イクボスポリス宣言をした那覇署の幹部職員ら=2日、那覇署

 3人の子どもの育児に十分関われなかった過去がある崎原署長は「共働きが増えた今は男性も育児をするのが当たり前。休暇を取りやすくすることでオンとオフのメリハリがつき、仕事への集中力も高まる」と話す。2年前にすでにイクボス宣言をした浦添署では「署員たちの顔が違う。生き生きしている」という。

 「イクボス」は職場の部下・スタッフのワークライフバランスを考え、組織として業績を出しつつ自らも仕事と私生活を楽しむことができる上司のこと。NPO法人ファザーリング・ジャパン(安藤哲也代表理事)が提唱し、全国の自治体や企業に広がっている。

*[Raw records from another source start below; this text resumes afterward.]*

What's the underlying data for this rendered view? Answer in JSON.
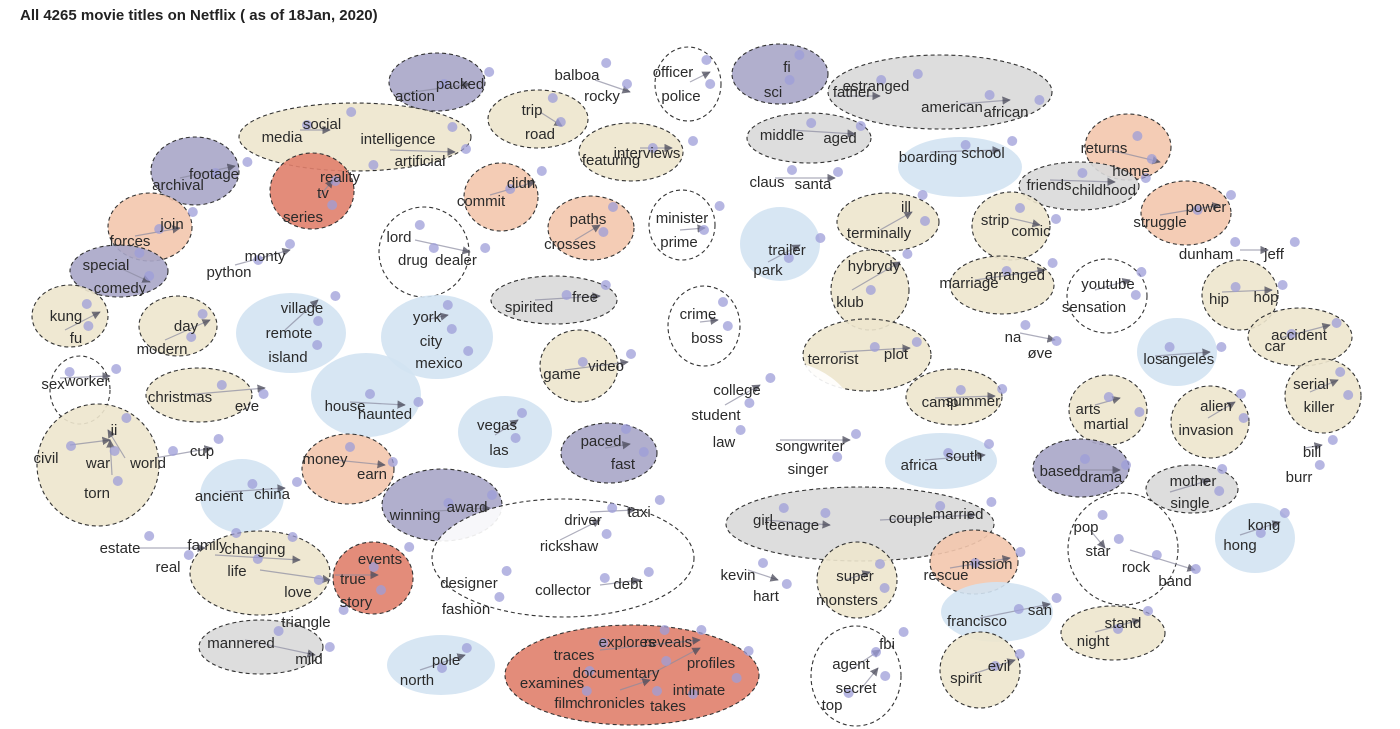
{
  "title": "All 4265 movie titles on Netflix ( as of 18Jan, 2020)",
  "colors": {
    "purple": "#a9a6c8",
    "blue": "#d3e3f2",
    "beige": "#ede6cd",
    "peach": "#f3c7ad",
    "red": "#e0806b",
    "grey": "#d9d9d9",
    "white": "#ffffff",
    "node": "#9e9ed8",
    "arrow": "#555566"
  },
  "clusters": [
    {
      "name": "action-packed",
      "fill": "purple",
      "dashed": true,
      "words": [
        "action",
        "packed"
      ]
    },
    {
      "name": "balboa-rocky",
      "fill": "white",
      "dashed": false,
      "words": [
        "balboa",
        "rocky"
      ]
    },
    {
      "name": "officer-police",
      "fill": "white",
      "dashed": true,
      "words": [
        "officer",
        "police"
      ]
    },
    {
      "name": "sci-fi",
      "fill": "purple",
      "dashed": true,
      "words": [
        "fi",
        "sci"
      ]
    },
    {
      "name": "african-american",
      "fill": "grey",
      "dashed": true,
      "words": [
        "estranged",
        "father",
        "american",
        "african"
      ]
    },
    {
      "name": "media-intelligence",
      "fill": "beige",
      "dashed": true,
      "words": [
        "media",
        "social",
        "intelligence",
        "artificial"
      ]
    },
    {
      "name": "trip-road",
      "fill": "beige",
      "dashed": true,
      "words": [
        "trip",
        "road"
      ]
    },
    {
      "name": "interviews",
      "fill": "beige",
      "dashed": true,
      "words": [
        "interviews",
        "featuring"
      ]
    },
    {
      "name": "middle-aged",
      "fill": "grey",
      "dashed": true,
      "words": [
        "middle",
        "aged"
      ]
    },
    {
      "name": "boarding-school",
      "fill": "blue",
      "dashed": false,
      "words": [
        "boarding",
        "school"
      ]
    },
    {
      "name": "returns-home",
      "fill": "peach",
      "dashed": true,
      "words": [
        "returns",
        "home"
      ]
    },
    {
      "name": "archival-footage",
      "fill": "purple",
      "dashed": true,
      "words": [
        "footage",
        "archival"
      ]
    },
    {
      "name": "reality-tv",
      "fill": "red",
      "dashed": true,
      "words": [
        "reality",
        "tv",
        "series"
      ]
    },
    {
      "name": "commit",
      "fill": "peach",
      "dashed": true,
      "words": [
        "didn",
        "commit"
      ]
    },
    {
      "name": "santa-claus",
      "fill": "white",
      "dashed": false,
      "words": [
        "claus",
        "santa"
      ]
    },
    {
      "name": "friends-childhood",
      "fill": "grey",
      "dashed": true,
      "words": [
        "friends",
        "childhood"
      ]
    },
    {
      "name": "struggle-power",
      "fill": "peach",
      "dashed": true,
      "words": [
        "power",
        "struggle"
      ]
    },
    {
      "name": "forces-join",
      "fill": "peach",
      "dashed": true,
      "words": [
        "join",
        "forces"
      ]
    },
    {
      "name": "drug-dealer",
      "fill": "white",
      "dashed": true,
      "words": [
        "lord",
        "drug",
        "dealer"
      ]
    },
    {
      "name": "crosses-paths",
      "fill": "peach",
      "dashed": true,
      "words": [
        "paths",
        "crosses"
      ]
    },
    {
      "name": "prime-minister",
      "fill": "white",
      "dashed": true,
      "words": [
        "minister",
        "prime"
      ]
    },
    {
      "name": "terminally-ill",
      "fill": "beige",
      "dashed": true,
      "words": [
        "ill",
        "terminally"
      ]
    },
    {
      "name": "strip-comic",
      "fill": "beige",
      "dashed": true,
      "words": [
        "strip",
        "comic"
      ]
    },
    {
      "name": "special-comedy",
      "fill": "purple",
      "dashed": true,
      "words": [
        "special",
        "comedy"
      ]
    },
    {
      "name": "monty-python",
      "fill": "white",
      "dashed": false,
      "words": [
        "monty",
        "python"
      ]
    },
    {
      "name": "trailer-park",
      "fill": "blue",
      "dashed": false,
      "words": [
        "trailer",
        "park"
      ]
    },
    {
      "name": "dunham-jeff",
      "fill": "white",
      "dashed": false,
      "words": [
        "dunham",
        "jeff"
      ]
    },
    {
      "name": "hybrydy",
      "fill": "beige",
      "dashed": true,
      "words": [
        "hybrydy",
        "klub"
      ]
    },
    {
      "name": "arranged-marriage",
      "fill": "beige",
      "dashed": true,
      "words": [
        "arranged",
        "marriage"
      ]
    },
    {
      "name": "youtube-sensation",
      "fill": "white",
      "dashed": true,
      "words": [
        "youtube",
        "sensation"
      ]
    },
    {
      "name": "kung-fu",
      "fill": "beige",
      "dashed": true,
      "words": [
        "kung",
        "fu"
      ]
    },
    {
      "name": "modern-day",
      "fill": "beige",
      "dashed": true,
      "words": [
        "day",
        "modern"
      ]
    },
    {
      "name": "remote-village",
      "fill": "blue",
      "dashed": false,
      "words": [
        "village",
        "remote",
        "island"
      ]
    },
    {
      "name": "new-york",
      "fill": "blue",
      "dashed": false,
      "words": [
        "york",
        "city",
        "mexico"
      ]
    },
    {
      "name": "spirited",
      "fill": "grey",
      "dashed": true,
      "words": [
        "spirited",
        "free"
      ]
    },
    {
      "name": "crime-boss",
      "fill": "white",
      "dashed": true,
      "words": [
        "crime",
        "boss"
      ]
    },
    {
      "name": "hip-hop",
      "fill": "beige",
      "dashed": true,
      "words": [
        "hip",
        "hop"
      ]
    },
    {
      "name": "accident-car",
      "fill": "beige",
      "dashed": true,
      "words": [
        "accident",
        "car"
      ]
    },
    {
      "name": "los-angeles",
      "fill": "blue",
      "dashed": false,
      "words": [
        "angeles",
        "los"
      ]
    },
    {
      "name": "na-ove",
      "fill": "white",
      "dashed": false,
      "words": [
        "na",
        "øve"
      ]
    },
    {
      "name": "terrorist-plot",
      "fill": "beige",
      "dashed": true,
      "words": [
        "terrorist",
        "plot"
      ]
    },
    {
      "name": "sex-worker",
      "fill": "white",
      "dashed": true,
      "words": [
        "sex",
        "worker"
      ]
    },
    {
      "name": "christmas-eve",
      "fill": "beige",
      "dashed": true,
      "words": [
        "christmas",
        "eve"
      ]
    },
    {
      "name": "haunted-house",
      "fill": "blue",
      "dashed": false,
      "words": [
        "house",
        "haunted"
      ]
    },
    {
      "name": "video-game",
      "fill": "beige",
      "dashed": true,
      "words": [
        "game",
        "video"
      ]
    },
    {
      "name": "college-student",
      "fill": "white",
      "dashed": false,
      "words": [
        "college",
        "student",
        "law",
        "songwriter",
        "singer"
      ]
    },
    {
      "name": "summer-camp",
      "fill": "beige",
      "dashed": true,
      "words": [
        "camp",
        "summer"
      ]
    },
    {
      "name": "martial-arts",
      "fill": "beige",
      "dashed": true,
      "words": [
        "arts",
        "martial"
      ]
    },
    {
      "name": "alien-invasion",
      "fill": "beige",
      "dashed": true,
      "words": [
        "alien",
        "invasion"
      ]
    },
    {
      "name": "serial-killer",
      "fill": "beige",
      "dashed": true,
      "words": [
        "serial",
        "killer"
      ]
    },
    {
      "name": "world-war",
      "fill": "beige",
      "dashed": true,
      "words": [
        "ii",
        "civil",
        "war",
        "world",
        "torn"
      ]
    },
    {
      "name": "world-cup",
      "fill": "white",
      "dashed": false,
      "words": [
        "cup"
      ]
    },
    {
      "name": "las-vegas",
      "fill": "blue",
      "dashed": false,
      "words": [
        "vegas",
        "las"
      ]
    },
    {
      "name": "fast-paced",
      "fill": "purple",
      "dashed": true,
      "words": [
        "paced",
        "fast"
      ]
    },
    {
      "name": "south-africa",
      "fill": "blue",
      "dashed": false,
      "words": [
        "africa",
        "south"
      ]
    },
    {
      "name": "bill-burr",
      "fill": "white",
      "dashed": false,
      "words": [
        "bill",
        "burr"
      ]
    },
    {
      "name": "earn-money",
      "fill": "peach",
      "dashed": true,
      "words": [
        "money",
        "earn"
      ]
    },
    {
      "name": "based-drama",
      "fill": "purple",
      "dashed": true,
      "words": [
        "based",
        "drama"
      ]
    },
    {
      "name": "single-mother",
      "fill": "grey",
      "dashed": true,
      "words": [
        "mother",
        "single"
      ]
    },
    {
      "name": "ancient-china",
      "fill": "blue",
      "dashed": false,
      "words": [
        "ancient",
        "china"
      ]
    },
    {
      "name": "award-winning",
      "fill": "purple",
      "dashed": true,
      "words": [
        "winning",
        "award"
      ]
    },
    {
      "name": "taxi-driver",
      "fill": "white",
      "dashed": true,
      "words": [
        "driver",
        "taxi",
        "rickshaw",
        "designer",
        "fashion",
        "collector",
        "debt"
      ]
    },
    {
      "name": "teenage-girl",
      "fill": "grey",
      "dashed": true,
      "words": [
        "girl",
        "teenage",
        "couple",
        "married"
      ]
    },
    {
      "name": "hong-kong",
      "fill": "blue",
      "dashed": false,
      "words": [
        "kong",
        "hong"
      ]
    },
    {
      "name": "pop-star",
      "fill": "white",
      "dashed": true,
      "words": [
        "pop",
        "star",
        "rock",
        "band"
      ]
    },
    {
      "name": "real-estate",
      "fill": "white",
      "dashed": false,
      "words": [
        "estate",
        "real"
      ]
    },
    {
      "name": "changing-life",
      "fill": "beige",
      "dashed": true,
      "words": [
        "family",
        "changing",
        "life",
        "love",
        "triangle"
      ]
    },
    {
      "name": "true-story",
      "fill": "red",
      "dashed": true,
      "words": [
        "events",
        "true",
        "story"
      ]
    },
    {
      "name": "kevin-hart",
      "fill": "white",
      "dashed": false,
      "words": [
        "kevin",
        "hart"
      ]
    },
    {
      "name": "super-monsters",
      "fill": "beige",
      "dashed": true,
      "words": [
        "super",
        "monsters"
      ]
    },
    {
      "name": "rescue-mission",
      "fill": "peach",
      "dashed": true,
      "words": [
        "mission",
        "rescue"
      ]
    },
    {
      "name": "san-francisco",
      "fill": "blue",
      "dashed": false,
      "words": [
        "francisco",
        "san"
      ]
    },
    {
      "name": "stand-night",
      "fill": "beige",
      "dashed": true,
      "words": [
        "stand",
        "night"
      ]
    },
    {
      "name": "mild-mannered",
      "fill": "grey",
      "dashed": true,
      "words": [
        "mannered",
        "mild"
      ]
    },
    {
      "name": "north-pole",
      "fill": "blue",
      "dashed": false,
      "words": [
        "pole",
        "north"
      ]
    },
    {
      "name": "documentary",
      "fill": "red",
      "dashed": true,
      "words": [
        "traces",
        "explores",
        "reveals",
        "profiles",
        "documentary",
        "examines",
        "intimate",
        "film",
        "chronicles",
        "takes"
      ]
    },
    {
      "name": "fbi-agent",
      "fill": "white",
      "dashed": true,
      "words": [
        "fbi",
        "agent",
        "secret",
        "top"
      ]
    },
    {
      "name": "evil-spirit",
      "fill": "beige",
      "dashed": true,
      "words": [
        "evil",
        "spirit"
      ]
    }
  ]
}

 那覇署幹部らは各自それぞれ宣言文を作成。地域第3課の島袋潤課長(38)は「10年以上も前、一番上の子どもの出産に立ち会いたいと当時の上司に言ったら『お前が産むのか』と言って理解がなかった」と悔やむ。部下にはそうした思いをさせたくないと、宣言文に「職場での代わりは見つかるが家庭での代わりは見つからない」と書いた。

 上司のイクボス宣言に、子ども3人を育てる照屋一輝巡査部長(36)は「宣言通りの、子育てしやすい職場環境づくりに期待したい」と話した。